Kleverige knolamaniet
Kleverige knolamaniet | |||||||||||||||
---|---|---|---|---|---|---|---|---|---|---|---|---|---|---|---|
Taxonomische indeling | |||||||||||||||
| |||||||||||||||
Soort | |||||||||||||||
Amanita virosa (Fr.) Bertill. (1866) | |||||||||||||||
Afbeeldingen op Wikimedia Commons | |||||||||||||||
Kleverige knolamaniet op Wikispecies | |||||||||||||||
|
De kleverige knolamaniet (Amanita virosa) is een in potentie dodelijk giftige paddenstoel die amatoxine en phallotoxine bevat.[1] Amatoxine is een groep van ten minste acht verbindingen, waarvan alfa-amanitine de meest toxische is. Deze gifstoffen tasten de lever aan. Zowel in het Engels als het Frans staat de paddenstoel bekend onder de bijnaam "Engel des Doods".
Leefomgeving
De kleverige knolamaniet groeit bij voorkeur in loofbossen, vooral onder berken.[1] Vanaf de late zomer is de paddenstoel zichtbaar. In veel streken is het een zeldzame soort.
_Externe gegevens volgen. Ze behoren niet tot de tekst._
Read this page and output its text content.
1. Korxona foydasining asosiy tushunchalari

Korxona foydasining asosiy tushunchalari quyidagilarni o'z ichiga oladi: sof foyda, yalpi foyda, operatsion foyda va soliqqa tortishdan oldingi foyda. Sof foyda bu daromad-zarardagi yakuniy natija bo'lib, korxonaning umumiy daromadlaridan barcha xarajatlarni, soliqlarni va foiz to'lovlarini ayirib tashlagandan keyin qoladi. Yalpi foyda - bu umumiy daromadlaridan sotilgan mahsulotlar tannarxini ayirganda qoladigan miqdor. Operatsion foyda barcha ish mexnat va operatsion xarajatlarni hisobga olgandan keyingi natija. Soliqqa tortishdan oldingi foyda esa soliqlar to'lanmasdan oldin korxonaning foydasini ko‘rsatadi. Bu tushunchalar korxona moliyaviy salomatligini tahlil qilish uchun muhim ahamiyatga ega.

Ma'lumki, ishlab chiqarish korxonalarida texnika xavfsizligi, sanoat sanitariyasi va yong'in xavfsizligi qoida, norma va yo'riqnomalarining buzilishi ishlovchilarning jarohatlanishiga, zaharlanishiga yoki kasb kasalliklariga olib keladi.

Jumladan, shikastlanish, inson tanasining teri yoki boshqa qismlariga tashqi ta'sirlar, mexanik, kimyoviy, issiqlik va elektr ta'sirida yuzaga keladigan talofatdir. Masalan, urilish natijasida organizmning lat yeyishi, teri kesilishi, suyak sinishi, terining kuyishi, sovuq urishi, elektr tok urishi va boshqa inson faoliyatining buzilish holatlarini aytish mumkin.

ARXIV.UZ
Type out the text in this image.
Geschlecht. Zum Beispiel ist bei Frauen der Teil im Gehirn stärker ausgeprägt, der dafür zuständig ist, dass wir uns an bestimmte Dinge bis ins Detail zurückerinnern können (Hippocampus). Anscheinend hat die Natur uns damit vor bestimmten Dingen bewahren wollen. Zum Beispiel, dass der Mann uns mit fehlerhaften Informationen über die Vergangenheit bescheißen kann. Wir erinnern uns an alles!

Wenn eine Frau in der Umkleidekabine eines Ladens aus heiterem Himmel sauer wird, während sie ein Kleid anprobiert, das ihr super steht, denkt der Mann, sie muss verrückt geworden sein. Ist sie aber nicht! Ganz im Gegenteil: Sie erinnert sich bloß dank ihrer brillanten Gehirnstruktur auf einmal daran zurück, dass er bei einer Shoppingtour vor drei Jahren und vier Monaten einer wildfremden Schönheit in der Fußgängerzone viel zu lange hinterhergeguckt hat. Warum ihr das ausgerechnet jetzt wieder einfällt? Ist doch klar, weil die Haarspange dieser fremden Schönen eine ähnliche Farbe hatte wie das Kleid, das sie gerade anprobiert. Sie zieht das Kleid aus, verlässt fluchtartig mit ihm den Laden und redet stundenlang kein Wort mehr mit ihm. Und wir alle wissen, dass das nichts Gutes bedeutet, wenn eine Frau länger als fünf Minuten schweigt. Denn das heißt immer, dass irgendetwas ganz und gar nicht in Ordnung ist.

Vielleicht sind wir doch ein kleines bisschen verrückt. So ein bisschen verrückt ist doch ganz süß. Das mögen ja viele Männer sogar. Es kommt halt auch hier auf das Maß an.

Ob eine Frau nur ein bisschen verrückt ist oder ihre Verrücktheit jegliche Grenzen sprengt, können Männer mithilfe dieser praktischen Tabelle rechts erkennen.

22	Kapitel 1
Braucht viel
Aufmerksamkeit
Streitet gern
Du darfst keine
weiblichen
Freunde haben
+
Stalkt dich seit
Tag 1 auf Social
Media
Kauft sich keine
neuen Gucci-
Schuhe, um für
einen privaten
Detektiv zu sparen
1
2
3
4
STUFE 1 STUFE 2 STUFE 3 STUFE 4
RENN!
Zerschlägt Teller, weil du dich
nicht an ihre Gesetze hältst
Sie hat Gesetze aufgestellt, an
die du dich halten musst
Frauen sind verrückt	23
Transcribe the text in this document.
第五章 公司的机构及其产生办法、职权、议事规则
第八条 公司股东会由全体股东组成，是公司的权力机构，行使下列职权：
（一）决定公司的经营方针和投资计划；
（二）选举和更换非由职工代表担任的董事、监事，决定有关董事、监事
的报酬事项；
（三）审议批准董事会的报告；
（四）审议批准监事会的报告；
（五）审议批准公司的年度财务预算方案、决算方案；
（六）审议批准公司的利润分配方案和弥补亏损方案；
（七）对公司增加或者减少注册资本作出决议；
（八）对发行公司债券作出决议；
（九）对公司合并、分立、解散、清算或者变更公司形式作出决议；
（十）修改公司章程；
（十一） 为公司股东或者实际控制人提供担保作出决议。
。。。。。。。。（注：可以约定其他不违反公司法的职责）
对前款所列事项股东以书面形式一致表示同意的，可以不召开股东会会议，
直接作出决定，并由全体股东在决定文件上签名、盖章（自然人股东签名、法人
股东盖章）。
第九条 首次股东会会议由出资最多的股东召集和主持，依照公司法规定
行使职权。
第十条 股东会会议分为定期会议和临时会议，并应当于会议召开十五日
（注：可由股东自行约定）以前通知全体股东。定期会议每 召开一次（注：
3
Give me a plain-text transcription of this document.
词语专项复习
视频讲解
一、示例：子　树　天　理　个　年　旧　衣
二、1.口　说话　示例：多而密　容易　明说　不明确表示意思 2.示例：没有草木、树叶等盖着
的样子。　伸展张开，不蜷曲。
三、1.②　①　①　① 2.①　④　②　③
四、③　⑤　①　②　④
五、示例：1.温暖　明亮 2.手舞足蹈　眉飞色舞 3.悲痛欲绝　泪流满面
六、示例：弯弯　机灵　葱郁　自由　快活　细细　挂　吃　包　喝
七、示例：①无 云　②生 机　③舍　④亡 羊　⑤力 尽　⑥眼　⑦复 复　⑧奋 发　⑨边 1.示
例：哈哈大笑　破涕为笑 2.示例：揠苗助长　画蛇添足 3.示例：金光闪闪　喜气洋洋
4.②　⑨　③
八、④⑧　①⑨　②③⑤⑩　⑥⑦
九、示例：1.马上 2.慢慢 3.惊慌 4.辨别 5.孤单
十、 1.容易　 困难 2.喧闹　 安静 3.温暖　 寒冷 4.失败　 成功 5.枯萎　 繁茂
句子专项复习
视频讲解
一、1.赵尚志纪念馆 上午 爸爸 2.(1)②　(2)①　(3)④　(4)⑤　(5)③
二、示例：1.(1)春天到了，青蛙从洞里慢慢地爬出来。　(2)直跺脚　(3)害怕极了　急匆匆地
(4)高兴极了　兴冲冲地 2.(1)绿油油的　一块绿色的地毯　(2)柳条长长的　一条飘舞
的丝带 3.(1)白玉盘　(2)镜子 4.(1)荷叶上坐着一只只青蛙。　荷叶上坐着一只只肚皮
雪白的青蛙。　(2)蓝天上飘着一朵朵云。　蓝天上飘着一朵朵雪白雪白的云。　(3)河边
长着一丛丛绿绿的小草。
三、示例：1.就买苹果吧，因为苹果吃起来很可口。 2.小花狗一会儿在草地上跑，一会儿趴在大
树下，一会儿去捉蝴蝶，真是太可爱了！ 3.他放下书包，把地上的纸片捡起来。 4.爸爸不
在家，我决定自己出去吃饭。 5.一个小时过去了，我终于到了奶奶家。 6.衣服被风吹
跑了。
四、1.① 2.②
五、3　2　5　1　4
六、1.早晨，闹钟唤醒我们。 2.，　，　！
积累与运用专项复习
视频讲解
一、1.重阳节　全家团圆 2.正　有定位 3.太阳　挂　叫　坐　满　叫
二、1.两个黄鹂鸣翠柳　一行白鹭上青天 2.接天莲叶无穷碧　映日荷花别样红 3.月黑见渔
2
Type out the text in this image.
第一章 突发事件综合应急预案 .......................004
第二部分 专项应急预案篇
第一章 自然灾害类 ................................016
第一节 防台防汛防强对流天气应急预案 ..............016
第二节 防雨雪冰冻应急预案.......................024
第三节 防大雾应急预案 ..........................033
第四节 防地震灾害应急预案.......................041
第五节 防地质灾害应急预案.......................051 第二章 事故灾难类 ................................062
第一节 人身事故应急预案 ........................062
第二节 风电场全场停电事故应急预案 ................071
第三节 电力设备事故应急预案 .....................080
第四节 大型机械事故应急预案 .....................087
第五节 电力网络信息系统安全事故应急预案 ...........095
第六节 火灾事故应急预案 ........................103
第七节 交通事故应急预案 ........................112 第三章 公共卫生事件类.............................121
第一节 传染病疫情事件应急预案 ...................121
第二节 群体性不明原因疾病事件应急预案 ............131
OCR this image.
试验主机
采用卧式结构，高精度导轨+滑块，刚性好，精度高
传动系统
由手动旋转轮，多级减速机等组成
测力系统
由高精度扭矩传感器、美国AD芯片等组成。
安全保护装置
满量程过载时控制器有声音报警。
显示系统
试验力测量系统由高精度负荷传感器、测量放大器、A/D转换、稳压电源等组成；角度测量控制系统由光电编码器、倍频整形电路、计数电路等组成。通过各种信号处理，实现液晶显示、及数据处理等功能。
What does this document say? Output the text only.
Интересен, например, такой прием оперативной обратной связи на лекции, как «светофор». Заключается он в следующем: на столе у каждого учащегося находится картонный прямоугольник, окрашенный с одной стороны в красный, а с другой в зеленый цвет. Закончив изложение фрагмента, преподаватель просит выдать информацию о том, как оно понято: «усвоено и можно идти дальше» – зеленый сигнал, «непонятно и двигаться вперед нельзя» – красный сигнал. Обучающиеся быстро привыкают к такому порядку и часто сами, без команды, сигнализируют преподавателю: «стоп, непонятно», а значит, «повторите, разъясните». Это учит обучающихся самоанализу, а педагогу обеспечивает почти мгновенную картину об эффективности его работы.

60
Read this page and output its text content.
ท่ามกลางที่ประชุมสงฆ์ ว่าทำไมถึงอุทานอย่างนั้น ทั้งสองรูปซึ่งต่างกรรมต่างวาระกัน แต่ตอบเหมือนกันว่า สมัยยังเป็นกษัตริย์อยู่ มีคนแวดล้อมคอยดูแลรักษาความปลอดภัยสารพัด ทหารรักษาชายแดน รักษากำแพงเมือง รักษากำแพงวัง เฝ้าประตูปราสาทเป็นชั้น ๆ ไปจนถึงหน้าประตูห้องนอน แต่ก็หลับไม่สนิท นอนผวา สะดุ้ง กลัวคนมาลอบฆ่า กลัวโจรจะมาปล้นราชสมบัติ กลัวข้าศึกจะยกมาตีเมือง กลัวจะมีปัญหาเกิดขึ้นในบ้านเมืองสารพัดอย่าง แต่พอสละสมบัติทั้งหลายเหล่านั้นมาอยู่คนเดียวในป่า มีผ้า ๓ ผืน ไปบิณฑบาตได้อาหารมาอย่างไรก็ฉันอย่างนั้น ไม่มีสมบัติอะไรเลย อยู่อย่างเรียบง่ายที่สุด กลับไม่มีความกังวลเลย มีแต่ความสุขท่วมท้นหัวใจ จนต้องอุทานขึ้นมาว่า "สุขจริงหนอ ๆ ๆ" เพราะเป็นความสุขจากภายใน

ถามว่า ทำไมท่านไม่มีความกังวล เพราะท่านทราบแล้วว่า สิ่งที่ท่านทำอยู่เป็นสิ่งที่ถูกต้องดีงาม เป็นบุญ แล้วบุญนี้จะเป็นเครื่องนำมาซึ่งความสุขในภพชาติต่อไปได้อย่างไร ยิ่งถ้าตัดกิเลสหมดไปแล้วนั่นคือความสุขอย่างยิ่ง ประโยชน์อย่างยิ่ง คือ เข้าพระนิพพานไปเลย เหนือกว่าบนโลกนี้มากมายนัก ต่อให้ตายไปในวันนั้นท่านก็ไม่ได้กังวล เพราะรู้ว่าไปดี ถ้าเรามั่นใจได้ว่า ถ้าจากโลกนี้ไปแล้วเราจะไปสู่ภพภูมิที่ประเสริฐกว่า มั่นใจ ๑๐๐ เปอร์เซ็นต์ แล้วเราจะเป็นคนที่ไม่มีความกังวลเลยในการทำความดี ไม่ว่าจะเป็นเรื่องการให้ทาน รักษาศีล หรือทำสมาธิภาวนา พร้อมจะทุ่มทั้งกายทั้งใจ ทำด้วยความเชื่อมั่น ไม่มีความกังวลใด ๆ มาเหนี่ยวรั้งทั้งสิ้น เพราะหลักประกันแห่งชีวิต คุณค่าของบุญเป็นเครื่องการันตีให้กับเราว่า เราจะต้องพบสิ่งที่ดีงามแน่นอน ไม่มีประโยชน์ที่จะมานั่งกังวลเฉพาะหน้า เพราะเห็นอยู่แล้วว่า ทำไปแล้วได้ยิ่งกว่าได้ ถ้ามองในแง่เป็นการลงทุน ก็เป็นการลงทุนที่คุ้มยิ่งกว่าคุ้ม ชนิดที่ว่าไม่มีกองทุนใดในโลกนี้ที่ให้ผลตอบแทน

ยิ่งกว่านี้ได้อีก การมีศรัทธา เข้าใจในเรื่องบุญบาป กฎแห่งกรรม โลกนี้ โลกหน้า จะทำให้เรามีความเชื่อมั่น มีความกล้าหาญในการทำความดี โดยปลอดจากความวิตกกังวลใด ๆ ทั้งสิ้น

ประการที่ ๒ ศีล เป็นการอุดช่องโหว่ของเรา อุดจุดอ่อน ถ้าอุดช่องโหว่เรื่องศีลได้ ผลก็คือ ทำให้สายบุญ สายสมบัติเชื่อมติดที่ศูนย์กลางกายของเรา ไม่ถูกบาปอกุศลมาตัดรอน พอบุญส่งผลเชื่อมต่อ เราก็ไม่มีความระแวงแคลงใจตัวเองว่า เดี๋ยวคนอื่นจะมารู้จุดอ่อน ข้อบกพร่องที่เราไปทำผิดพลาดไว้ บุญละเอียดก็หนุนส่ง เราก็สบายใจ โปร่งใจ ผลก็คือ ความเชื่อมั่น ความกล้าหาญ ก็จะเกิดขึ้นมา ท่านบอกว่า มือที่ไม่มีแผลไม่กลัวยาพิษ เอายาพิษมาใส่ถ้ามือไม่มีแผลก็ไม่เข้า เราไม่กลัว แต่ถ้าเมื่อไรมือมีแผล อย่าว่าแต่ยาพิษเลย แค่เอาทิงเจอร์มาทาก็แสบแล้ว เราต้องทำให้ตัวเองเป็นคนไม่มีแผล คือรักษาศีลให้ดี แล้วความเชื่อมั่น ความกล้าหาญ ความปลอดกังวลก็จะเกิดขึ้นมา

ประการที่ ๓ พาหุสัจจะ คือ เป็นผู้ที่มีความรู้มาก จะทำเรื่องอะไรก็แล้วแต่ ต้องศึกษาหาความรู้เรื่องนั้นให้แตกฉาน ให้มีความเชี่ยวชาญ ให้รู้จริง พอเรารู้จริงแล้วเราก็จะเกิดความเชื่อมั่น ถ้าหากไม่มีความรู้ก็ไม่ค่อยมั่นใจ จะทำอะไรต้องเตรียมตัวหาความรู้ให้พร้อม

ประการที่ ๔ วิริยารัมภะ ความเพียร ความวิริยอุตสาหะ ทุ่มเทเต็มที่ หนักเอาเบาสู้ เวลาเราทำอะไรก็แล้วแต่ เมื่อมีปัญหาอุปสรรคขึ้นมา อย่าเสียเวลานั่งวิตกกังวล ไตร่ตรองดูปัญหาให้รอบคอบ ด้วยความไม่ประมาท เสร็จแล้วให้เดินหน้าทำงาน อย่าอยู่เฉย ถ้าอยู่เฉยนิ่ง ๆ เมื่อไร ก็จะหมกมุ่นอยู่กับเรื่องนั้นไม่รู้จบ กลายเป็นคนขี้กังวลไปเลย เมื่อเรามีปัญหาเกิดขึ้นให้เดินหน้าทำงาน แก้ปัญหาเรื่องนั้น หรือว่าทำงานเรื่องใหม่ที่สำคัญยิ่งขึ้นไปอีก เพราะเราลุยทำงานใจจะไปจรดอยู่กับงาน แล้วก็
De kleverige knolamaniet komt voor in Nederland, maar staat vanwege de zeldzaamheid in Nederland op de Rode Lijst voor de soortgroep paddenstoelen.
Kenmerken
De kleverige knolamaniet wordt gekenmerkt door de uit het eivormige omhulsel groeiende, kegelvormige hoed. De hoed heeft een diameter tussen 5 en 10 cm en is altijd wit.[1] De hoed is meestal kaal en bevat zelden velumresten. De opvallend slanke steel is bekleed met afstaande witte schubben.
Het vruchtlichaam heeft een duidelijke witte beurs, waarvan de lobben tegen de steel aanliggen of afstaand zijn. In het begin heeft het witte vlees slechts een zwakke geur, maar later ruikt het vrij onaangenaam (mierzoet).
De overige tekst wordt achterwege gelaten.